NCR would not say with which companies it is negotiating
— only that financial self-service equipment is not their primary business. But
it did say the move is not expected to have an impact on any of its ATM product
lines.
NCR’s Dundee, Scotland, plant is taking the
biggest hit, with 650 expected job cuts. And the ATM manufacturing facility in
Waterloo, Canada, will likely drop 450 employees.
NCR’s Carrollton, Texas, and Sao Paulo, Brazil,
plants have been spared the brunt of the layoffs — 32 of Carrollton’s 72 jobs
are expected to be axed, while about 60 are expected to be cut in Sao Paulo.
“Managing three separate factories (in the
Americas) is hard to manage,” said Bob Tramontano, NCR’s vice president of
Self-Service. “We feel very sure of our capability to manage each of the
(contract) sites to make sure the customer knows he is getting the highest
quality from NCR.”
Each of the three Americas facilities will retain
research-and-development, project-management and marketing departments. Only the
operations side will be scaled back, Tramontano said.

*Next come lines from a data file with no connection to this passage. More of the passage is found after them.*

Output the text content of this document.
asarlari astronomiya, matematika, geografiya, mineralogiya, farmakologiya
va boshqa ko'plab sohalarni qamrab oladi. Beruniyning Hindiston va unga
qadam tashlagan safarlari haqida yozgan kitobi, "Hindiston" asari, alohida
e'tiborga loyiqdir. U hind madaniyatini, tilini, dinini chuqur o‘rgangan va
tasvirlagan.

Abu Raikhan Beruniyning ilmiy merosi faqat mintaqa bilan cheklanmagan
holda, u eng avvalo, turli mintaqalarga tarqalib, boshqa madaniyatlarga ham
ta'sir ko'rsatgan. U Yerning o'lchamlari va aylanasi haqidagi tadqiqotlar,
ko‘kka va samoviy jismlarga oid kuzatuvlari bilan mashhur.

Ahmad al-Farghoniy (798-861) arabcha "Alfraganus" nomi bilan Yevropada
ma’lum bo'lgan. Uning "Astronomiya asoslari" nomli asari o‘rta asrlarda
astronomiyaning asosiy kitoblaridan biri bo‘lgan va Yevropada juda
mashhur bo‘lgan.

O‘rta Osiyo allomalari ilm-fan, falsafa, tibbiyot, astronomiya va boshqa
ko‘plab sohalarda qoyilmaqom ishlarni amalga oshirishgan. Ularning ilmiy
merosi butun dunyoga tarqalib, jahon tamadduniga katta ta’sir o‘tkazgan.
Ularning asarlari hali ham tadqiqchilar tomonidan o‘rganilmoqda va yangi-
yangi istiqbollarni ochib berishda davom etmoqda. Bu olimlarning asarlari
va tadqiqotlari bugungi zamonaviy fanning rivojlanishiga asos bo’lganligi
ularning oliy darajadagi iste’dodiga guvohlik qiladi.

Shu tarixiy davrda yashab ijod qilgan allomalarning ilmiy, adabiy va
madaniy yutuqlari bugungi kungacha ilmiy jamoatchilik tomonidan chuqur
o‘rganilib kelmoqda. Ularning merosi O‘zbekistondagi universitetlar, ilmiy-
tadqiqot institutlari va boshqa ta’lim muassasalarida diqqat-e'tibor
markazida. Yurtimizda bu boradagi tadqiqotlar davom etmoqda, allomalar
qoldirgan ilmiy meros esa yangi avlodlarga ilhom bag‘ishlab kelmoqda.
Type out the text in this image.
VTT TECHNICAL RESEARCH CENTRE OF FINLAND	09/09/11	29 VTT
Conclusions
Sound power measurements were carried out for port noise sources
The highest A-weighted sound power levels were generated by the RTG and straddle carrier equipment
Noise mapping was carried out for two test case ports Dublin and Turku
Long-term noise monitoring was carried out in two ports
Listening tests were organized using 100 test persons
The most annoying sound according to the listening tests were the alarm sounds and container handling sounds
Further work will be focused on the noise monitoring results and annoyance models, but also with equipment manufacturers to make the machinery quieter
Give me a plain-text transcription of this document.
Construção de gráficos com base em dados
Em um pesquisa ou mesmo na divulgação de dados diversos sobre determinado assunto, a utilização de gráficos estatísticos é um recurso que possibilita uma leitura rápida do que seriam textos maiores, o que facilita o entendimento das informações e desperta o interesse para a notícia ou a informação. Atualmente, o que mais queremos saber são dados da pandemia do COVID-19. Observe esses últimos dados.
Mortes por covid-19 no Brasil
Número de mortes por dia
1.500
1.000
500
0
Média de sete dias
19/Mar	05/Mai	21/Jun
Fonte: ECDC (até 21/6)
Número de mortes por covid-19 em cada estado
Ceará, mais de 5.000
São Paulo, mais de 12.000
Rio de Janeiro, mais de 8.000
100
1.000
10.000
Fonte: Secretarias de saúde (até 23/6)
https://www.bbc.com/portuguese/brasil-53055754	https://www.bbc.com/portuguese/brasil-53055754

Those same departments will continue operating out
of Dundee, but the operations side — logistics, supply-line management,
manufacturing, etc. — will be moved to NCR’s facilities in India, Budapest and
China.
“We can have better efficiency, and that
efficiency can be passed on to our customers in better lead time,” Tramontano
said. “So by combining our capacity it allows us to have greater volume, so we
should be able to have better flexibility to respond to our customers.”
Dundee will continue to manufacture a handful of
NCR’s more complex financial self-service products, he added, but most
operations are being realigned.
NCR is expected to release more details about the
financial impact the new ATM-manufacturing plan will have on company revenue
Jan. 25 during its fourth-quarter earnings call.